É possível que haja calma entre o fluxo constante de pensamentos? Pode ser que sim… depende só de você mesmo. Experimente essa nova forma de meditar e então analise se ela traz algum benefício. Seguramente verá aspectos positivos e talvez outros que nem tanto… mas com certeza a meditação lhe ajudará de algum modo a se tranquilizar um pouco, e inclusive a dar uma nova visão a alguns inconvenientes ou coisas que antes prejudicavam o seu sono.
Além disso, entre cada um dos pensamentos que surgem na mente há espaços vazios, em branco, por vezes maiores, por vezes menores… mas vazios enfim! Esses instantes de clareza mental ou silêncio profundo serão os mais aproveitados e farão você desfrutar da sua experiência.
Então, por sua vez, com a prática, chegará a esses momentos cada vez mais facilmente, de maneira mais frequente e tornando-os maiores. O ponto não é buscar ativamente que isso aconteça, isso será apenas uma consequência de uma prática constante. Simplesmente dedique-se e aproveite a viagem, o caminho. Será um trajeto muito gostoso esse que passará, e vale a pena caminhar o quanto for para chegar ao destino.
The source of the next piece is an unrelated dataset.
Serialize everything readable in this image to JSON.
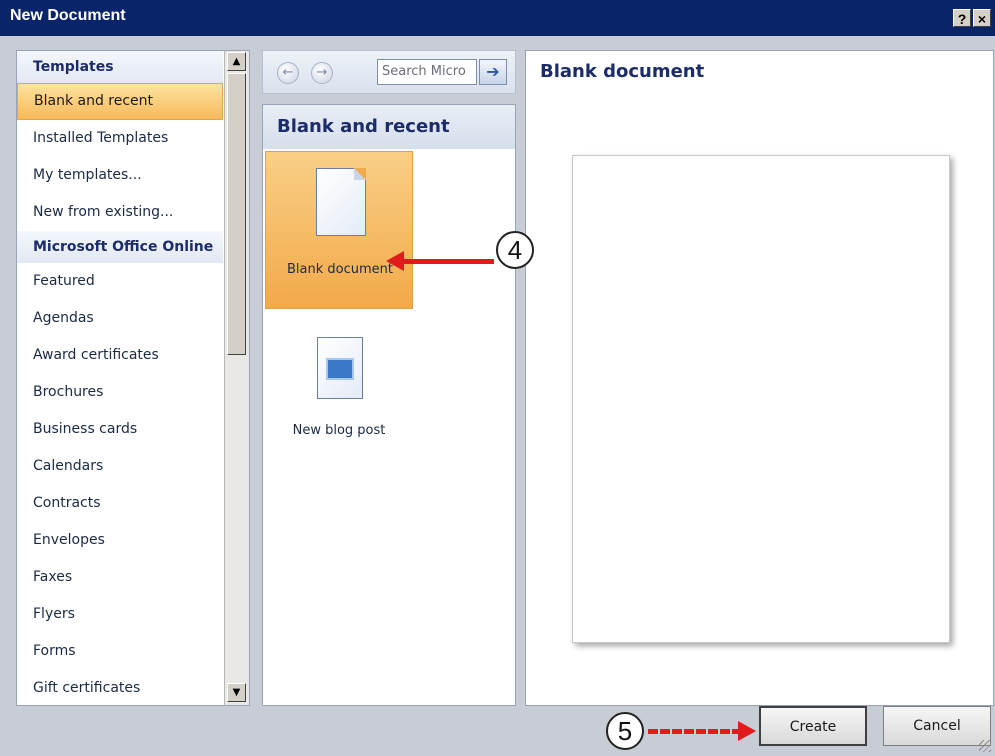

Meditar e esvaziar a mente

O caminho é feito conforme se caminha

Uma vez que alcançar seu objetivo, você se dará conta de que, na realidade, o mais importante foi o trajeto. E isso é algo que se aplica a qualquer situação da vida cotidiana.

As vantagens de meditar não estão só presentes quando você se senta de perna cruzada e olhos fechados… nem quando passa o dia mentalizando “Om” ou escutando mantras. Meditar pode enchê-lo de boas energias em qualquer momento do dia, inclusive quando está trabalhando, pegando o metrô ou preparando o jantar.

Cada um dos seus atos pode ser uma pequena meditação, porque não é preciso esvaziar a mente para meditar efetivamente! O crucial, como com certeza já percebeu até agora, é estar atento ao que ocorre no momento, escolher o que deseja focar e manter-se no foco, mesmo que o foco seja o vazio. O processo de chegar nesse ponto chegará antes do que espera, pode acreditar!

Uma vez perguntaram a Buda: “O que você e seus discípulos fazem?” Ele respondeu: “Nós nos sentamos, caminhamos e comemos.” “Mas qualquer um pode sentar-se, caminhar e comer”, disse o homem. Buda respondeu: “Nós, ao nos sentarmos, estamos conscientes de estarmos sentados; ao caminharmos, de estarmos caminhando, e ao comermos, de estarmos comendo.”